My best friend from High School has a 74 GTO hatch 4 speed with a 77' 400, older Pontiac heads and a 2x6 2 peace intake on it. He is running 97 strombergs on that. It took him years to get every thing for it. 

The intake is 2 round tubes where 3 carbs bolt to 12 o'clock and then bolt to the head around 7 o'clock. It has individual cross overs for the thermostat and back.

I cant remember if it is offenhauser or not but definitely an aftermarket cast aluminum one. I believe it is from the late 50's. I have never seen another like it.


This is the closest thing I can find. This one is from a late 50's Caddy. It looks kinda like this one. Same idea, but a bit different on the carb mounts and the intake mounts.


----------



## likethat (Oct 5, 2007)

This site is cool
Special Intake Manifold Identification at Pontiac Paradise

It is a cross between these 2


----------



## Eric Animal (Oct 28, 2007)

Here is the one for sale.....


----------



## ALKYGTO (Mar 29, 2010)

Those log style intakes look like "Man-a-free" universal intakes from the 50's, you could adapt them to any 2bbl or 4bbl intake and mount a bunch of Stromberg carbs on them.

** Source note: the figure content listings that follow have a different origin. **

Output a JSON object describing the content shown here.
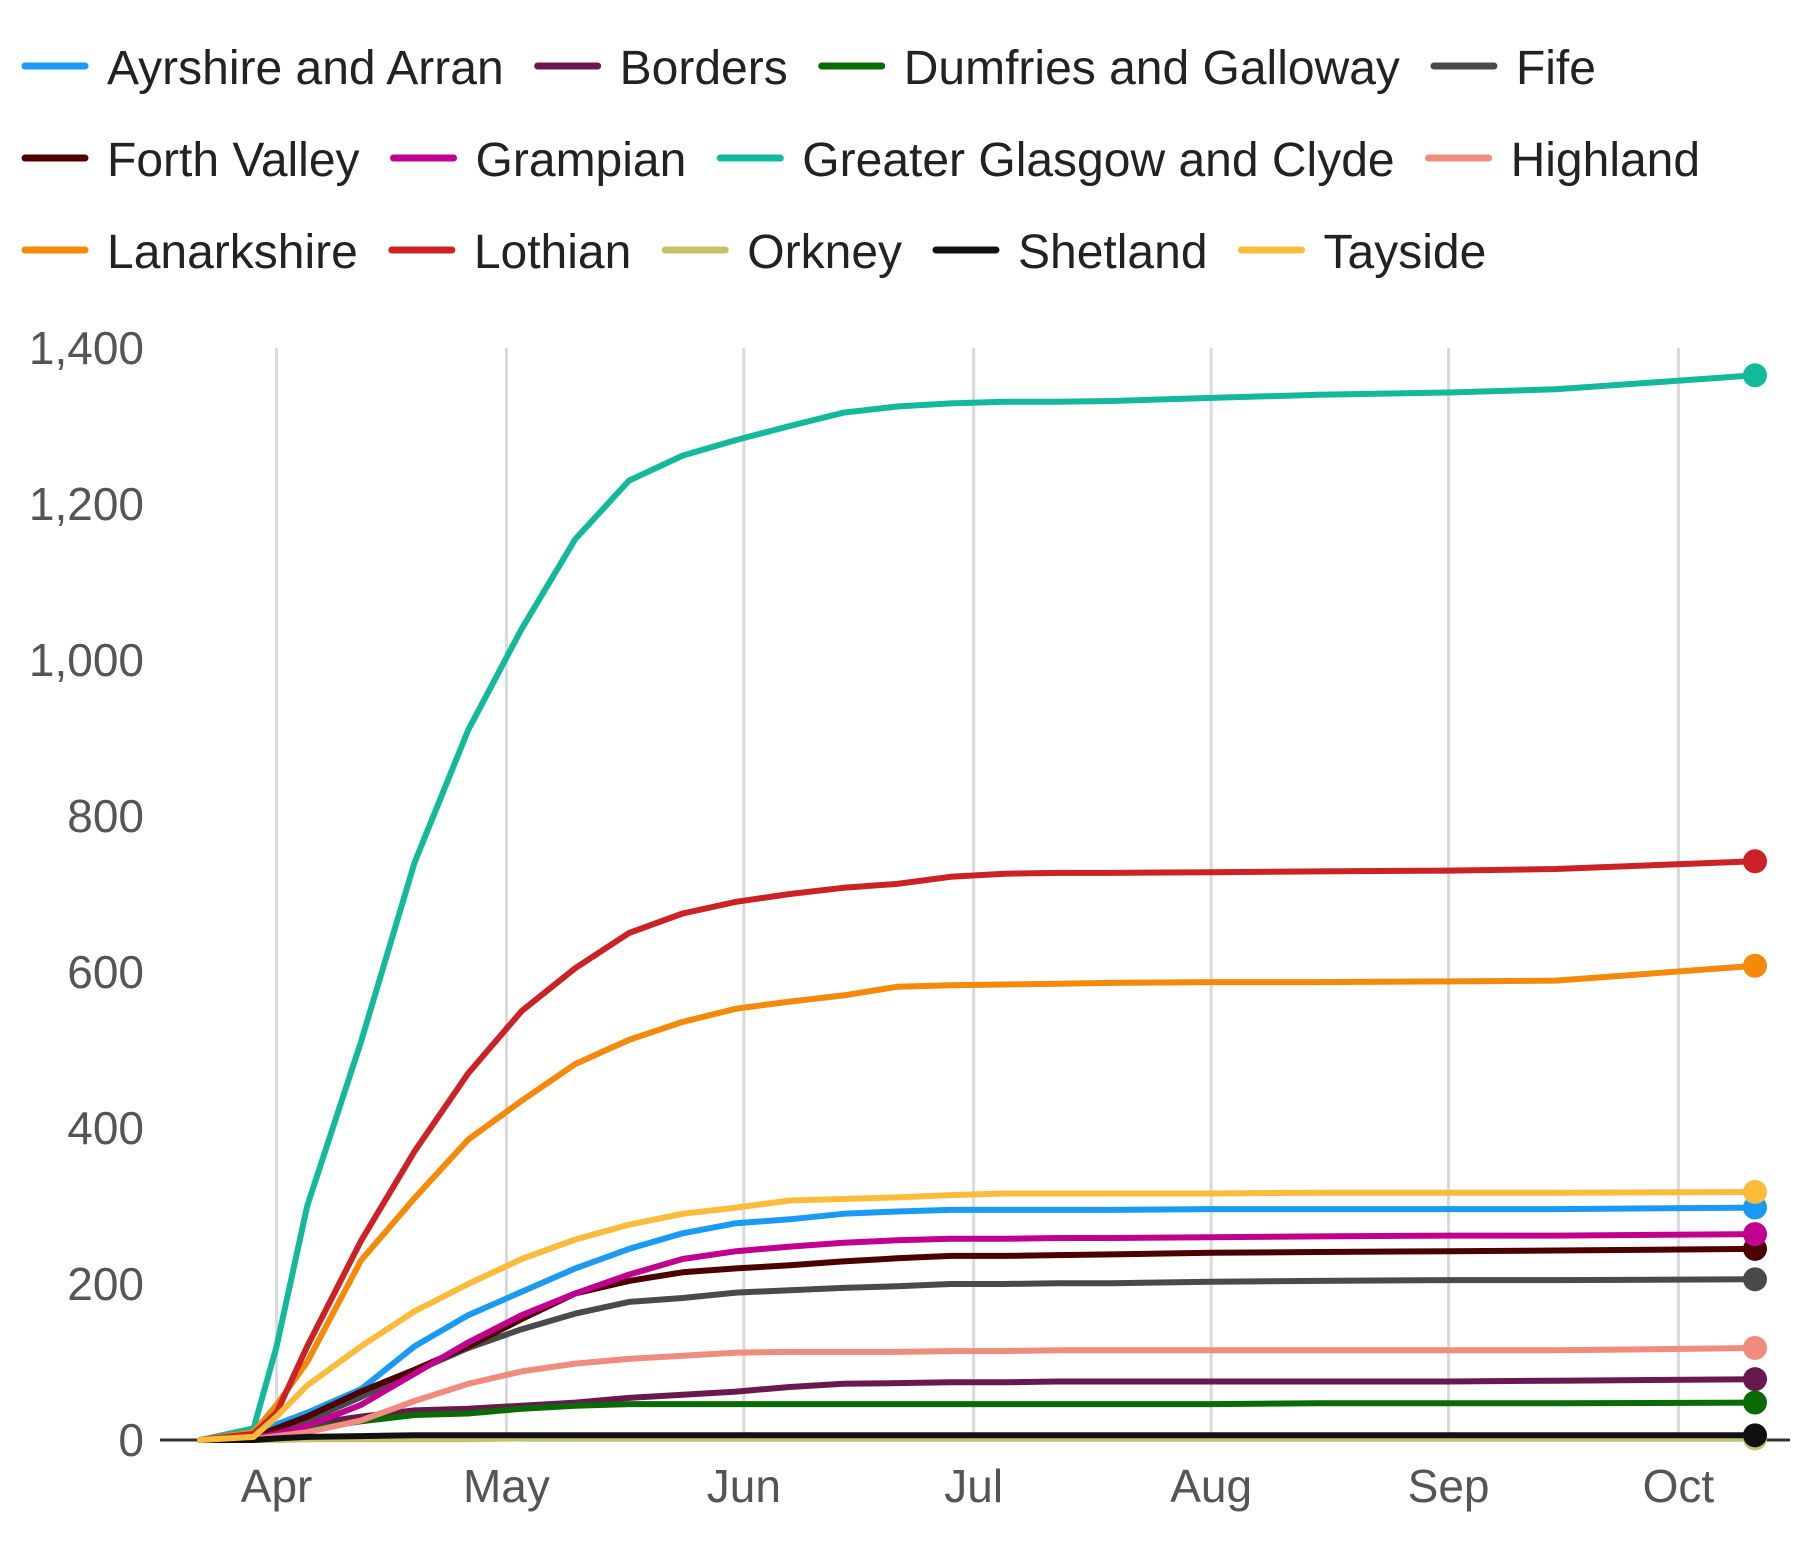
{
  "chart_data": {
    "type": "line",
    "title": "",
    "xlabel": "",
    "ylabel": "",
    "x_ticks": [
      "Apr",
      "May",
      "Jun",
      "Jul",
      "Aug",
      "Sep",
      "Oct"
    ],
    "x_tick_dates": [
      "2020-04-01",
      "2020-05-01",
      "2020-06-01",
      "2020-07-01",
      "2020-08-01",
      "2020-09-01",
      "2020-10-01"
    ],
    "x_range": [
      "2020-03-22",
      "2020-10-11"
    ],
    "y_ticks": [
      "0",
      "200",
      "400",
      "600",
      "800",
      "1,000",
      "1,200",
      "1,400"
    ],
    "ylim": [
      0,
      1400
    ],
    "grid": "vertical",
    "legend_position": "top",
    "end_markers": true,
    "x": [
      "2020-03-22",
      "2020-03-29",
      "2020-04-01",
      "2020-04-05",
      "2020-04-12",
      "2020-04-19",
      "2020-04-26",
      "2020-05-03",
      "2020-05-10",
      "2020-05-17",
      "2020-05-24",
      "2020-05-31",
      "2020-06-07",
      "2020-06-14",
      "2020-06-21",
      "2020-06-28",
      "2020-07-05",
      "2020-07-12",
      "2020-07-19",
      "2020-08-01",
      "2020-08-15",
      "2020-09-01",
      "2020-09-15",
      "2020-10-11"
    ],
    "series": [
      {
        "name": "Ayrshire and Arran",
        "color": "#1a9af5",
        "values": [
          0,
          5,
          20,
          35,
          65,
          120,
          160,
          190,
          220,
          245,
          265,
          278,
          283,
          290,
          293,
          295,
          295,
          295,
          295,
          296,
          296,
          296,
          296,
          298
        ]
      },
      {
        "name": "Borders",
        "color": "#6a1850",
        "values": [
          0,
          2,
          10,
          20,
          30,
          38,
          40,
          44,
          48,
          54,
          58,
          62,
          68,
          72,
          73,
          74,
          74,
          75,
          75,
          75,
          75,
          75,
          76,
          78
        ]
      },
      {
        "name": "Dumfries and Galloway",
        "color": "#096b06",
        "values": [
          0,
          2,
          8,
          14,
          24,
          32,
          34,
          40,
          44,
          46,
          46,
          46,
          46,
          46,
          46,
          46,
          46,
          46,
          46,
          46,
          47,
          47,
          47,
          48
        ]
      },
      {
        "name": "Fife",
        "color": "#4a4a4a",
        "values": [
          0,
          2,
          10,
          25,
          55,
          88,
          118,
          142,
          162,
          177,
          182,
          189,
          192,
          195,
          197,
          200,
          200,
          201,
          201,
          203,
          204,
          205,
          205,
          206
        ]
      },
      {
        "name": "Forth Valley",
        "color": "#4d0000",
        "values": [
          0,
          3,
          15,
          30,
          62,
          90,
          120,
          155,
          188,
          204,
          215,
          220,
          224,
          229,
          233,
          236,
          236,
          237,
          238,
          240,
          241,
          242,
          243,
          245
        ]
      },
      {
        "name": "Grampian",
        "color": "#c2008f",
        "values": [
          0,
          2,
          8,
          18,
          45,
          85,
          125,
          160,
          188,
          212,
          232,
          242,
          248,
          253,
          256,
          258,
          258,
          259,
          259,
          260,
          261,
          262,
          262,
          264
        ]
      },
      {
        "name": "Greater Glasgow and Clyde",
        "color": "#12b99a",
        "values": [
          0,
          15,
          120,
          300,
          510,
          740,
          910,
          1040,
          1155,
          1230,
          1262,
          1282,
          1300,
          1317,
          1325,
          1329,
          1331,
          1331,
          1332,
          1336,
          1340,
          1343,
          1347,
          1365
        ]
      },
      {
        "name": "Highland",
        "color": "#ef8c7d",
        "values": [
          0,
          1,
          5,
          10,
          25,
          50,
          72,
          88,
          98,
          104,
          108,
          112,
          113,
          113,
          113,
          114,
          114,
          115,
          115,
          115,
          115,
          115,
          115,
          118
        ]
      },
      {
        "name": "Lanarkshire",
        "color": "#f5890a",
        "values": [
          0,
          10,
          45,
          100,
          230,
          310,
          385,
          435,
          482,
          513,
          536,
          553,
          562,
          570,
          581,
          583,
          584,
          585,
          586,
          587,
          587,
          588,
          589,
          608
        ]
      },
      {
        "name": "Lothian",
        "color": "#cc2226",
        "values": [
          0,
          8,
          35,
          120,
          255,
          370,
          470,
          550,
          605,
          650,
          675,
          690,
          700,
          708,
          713,
          722,
          726,
          727,
          727,
          728,
          729,
          730,
          732,
          742
        ]
      },
      {
        "name": "Orkney",
        "color": "#c5c26a",
        "values": [
          0,
          0,
          0,
          1,
          1,
          1,
          1,
          2,
          2,
          2,
          2,
          2,
          2,
          2,
          2,
          2,
          2,
          2,
          2,
          2,
          2,
          2,
          2,
          2
        ]
      },
      {
        "name": "Shetland",
        "color": "#111111",
        "values": [
          0,
          0,
          2,
          4,
          5,
          6,
          6,
          6,
          6,
          6,
          6,
          6,
          6,
          6,
          6,
          6,
          6,
          6,
          6,
          6,
          6,
          6,
          6,
          6
        ]
      },
      {
        "name": "Tayside",
        "color": "#fbbc3c",
        "values": [
          0,
          4,
          30,
          70,
          120,
          165,
          200,
          232,
          257,
          276,
          290,
          298,
          307,
          309,
          311,
          314,
          316,
          316,
          316,
          316,
          317,
          317,
          317,
          318
        ]
      }
    ]
  }
}
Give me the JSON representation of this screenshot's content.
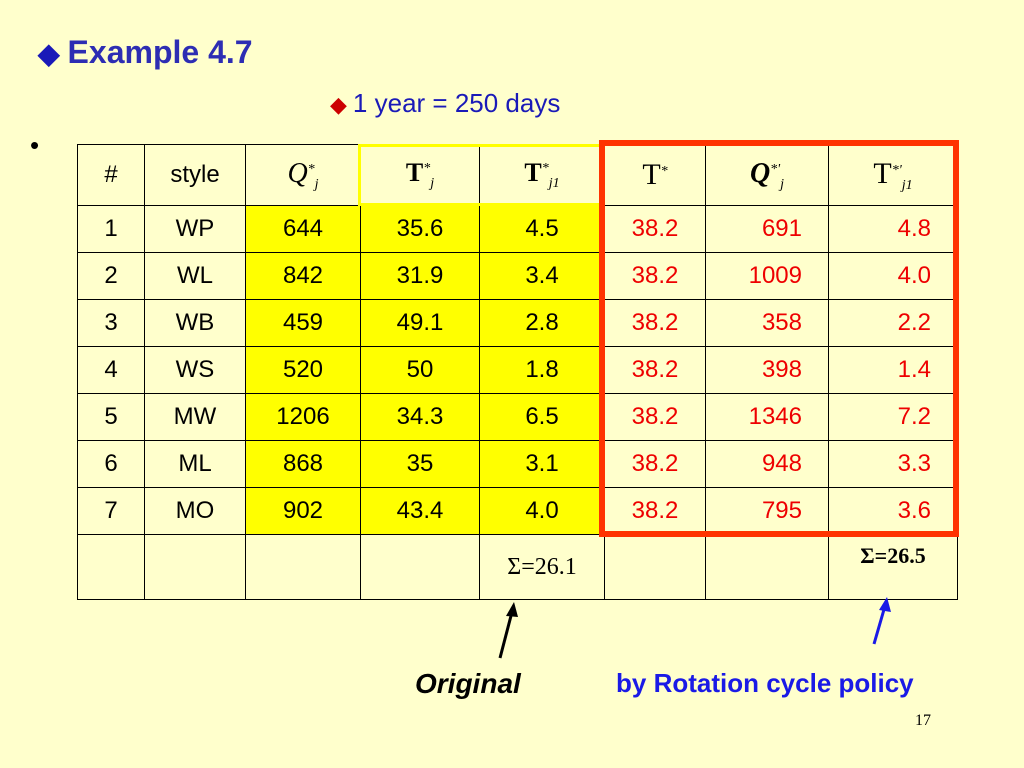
{
  "title": "Example 4.7",
  "subtitle": "1 year = 250 days",
  "bullet": "•",
  "table": {
    "headers": {
      "num": "#",
      "style": "style",
      "q": {
        "base": "Q",
        "sup": "*",
        "sub": "j"
      },
      "t": {
        "base": "T",
        "sup": "*",
        "sub": "j"
      },
      "t1": {
        "base": "T",
        "sup": "*",
        "sub": "j1"
      },
      "tstar": {
        "base": "T",
        "sup": "*"
      },
      "qp": {
        "base": "Q",
        "sup": "*'",
        "sub": "j"
      },
      "t1p": {
        "base": "T",
        "sup": "*'",
        "sub": "j1"
      }
    },
    "rows": [
      {
        "num": "1",
        "style": "WP",
        "q": "644",
        "t": "35.6",
        "t1": "4.5",
        "tstar": "38.2",
        "qp": "691",
        "t1p": "4.8"
      },
      {
        "num": "2",
        "style": "WL",
        "q": "842",
        "t": "31.9",
        "t1": "3.4",
        "tstar": "38.2",
        "qp": "1009",
        "t1p": "4.0"
      },
      {
        "num": "3",
        "style": "WB",
        "q": "459",
        "t": "49.1",
        "t1": "2.8",
        "tstar": "38.2",
        "qp": "358",
        "t1p": "2.2"
      },
      {
        "num": "4",
        "style": "WS",
        "q": "520",
        "t": "50",
        "t1": "1.8",
        "tstar": "38.2",
        "qp": "398",
        "t1p": "1.4"
      },
      {
        "num": "5",
        "style": "MW",
        "q": "1206",
        "t": "34.3",
        "t1": "6.5",
        "tstar": "38.2",
        "qp": "1346",
        "t1p": "7.2"
      },
      {
        "num": "6",
        "style": "ML",
        "q": "868",
        "t": "35",
        "t1": "3.1",
        "tstar": "38.2",
        "qp": "948",
        "t1p": "3.3"
      },
      {
        "num": "7",
        "style": "MO",
        "q": "902",
        "t": "43.4",
        "t1": "4.0",
        "tstar": "38.2",
        "qp": "795",
        "t1p": "3.6"
      }
    ],
    "sum_original": "Σ=26.1",
    "sum_rotation": "Σ=26.5"
  },
  "labels": {
    "original": "Original",
    "rotation": "by Rotation cycle policy"
  },
  "page_number": "17",
  "colors": {
    "background": "#FFFFCC",
    "highlight": "#FFFF00",
    "frame": "#FF3300",
    "red_text": "#EE0000",
    "blue_text": "#1A1AE6"
  }
}
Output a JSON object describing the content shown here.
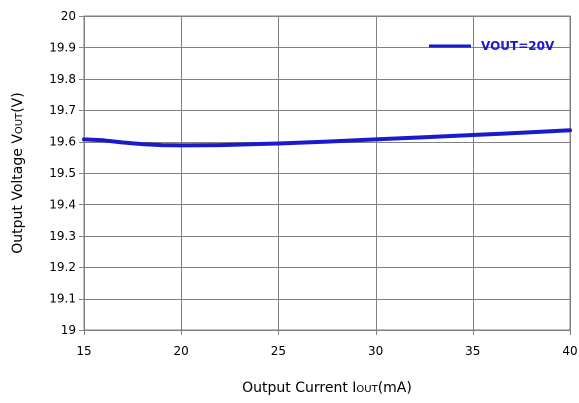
{
  "chart_data": {
    "type": "line",
    "xlabel": "Output Current IOUT(mA)",
    "xlabel_parts": {
      "pre": "Output Current I",
      "sub": "OUT",
      "post": "(mA)"
    },
    "ylabel": "Output Voltage VOUT(V)",
    "ylabel_parts": {
      "pre": "Output Voltage V",
      "sub": "OUT",
      "post": "(V)"
    },
    "xlim": [
      15,
      40
    ],
    "ylim": [
      19,
      20
    ],
    "x_ticks": [
      "15",
      "20",
      "25",
      "30",
      "35",
      "40"
    ],
    "y_ticks": [
      "19",
      "19.1",
      "19.2",
      "19.3",
      "19.4",
      "19.5",
      "19.6",
      "19.7",
      "19.8",
      "19.9",
      "20"
    ],
    "grid": true,
    "legend_position": "top-right",
    "series": [
      {
        "name": "VOUT=20V",
        "color": "#1a1acc",
        "x": [
          15,
          16,
          17,
          18,
          19,
          20,
          22,
          25,
          27.5,
          30,
          32.5,
          35,
          37.5,
          40
        ],
        "y": [
          19.607,
          19.604,
          19.597,
          19.592,
          19.589,
          19.588,
          19.589,
          19.594,
          19.6,
          19.607,
          19.614,
          19.621,
          19.628,
          19.636
        ]
      }
    ]
  }
}
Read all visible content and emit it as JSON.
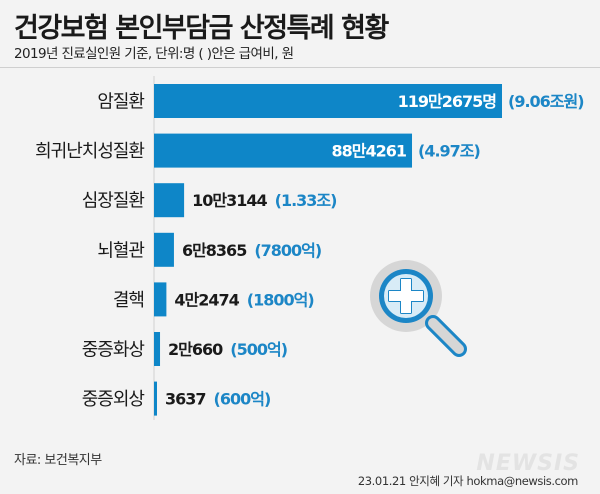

Friend of mine has a 32 coupe with a 6-71 and 6 "97's". He actually cut up a "Mag-Star" intake?? to fab this up and the car runs awsome. It's got that nasty surge idle I love. He can also adjust the fuel mixture and idle with linkage I fabbed for him from inside the car.


----------



## Eric Animal (Oct 28, 2007)

I saw a 67 GTO, 400 with a 6-71 blower....6 chrome Strombergs. It ran but the set up wasn't very efficent. "Mostly for looks", the owner said.


----------



## Pontiacpurebrred (Jun 22, 2011)

I still may do dual quads, just not THAT dual quad manifold, I dunno it's just sexy. I think ideally I'd like a 428 manual block from 69, I'd love to find a WL or WJ block ... the 490 HP beasts HO or Police Interceptor 4 bolt main and throw some nice flowing heads on there with a dual quad.... hmmmmm. Yea that would work. 

Dream sequence over now.


----------



## Eric Animal (Oct 28, 2007)

Wake up and Do it!!!!:cheers


----------



## russosborne (Dec 6, 2010)

Here's a new dual quad at Summit.
Edelbrock 54501 - Edelbrock P-65 Dual Quad Intake Manifolds - Overview - SummitRacing.com

They also have this one unplated/unpolished, and some offy ones, including high risers. 

Russ


----------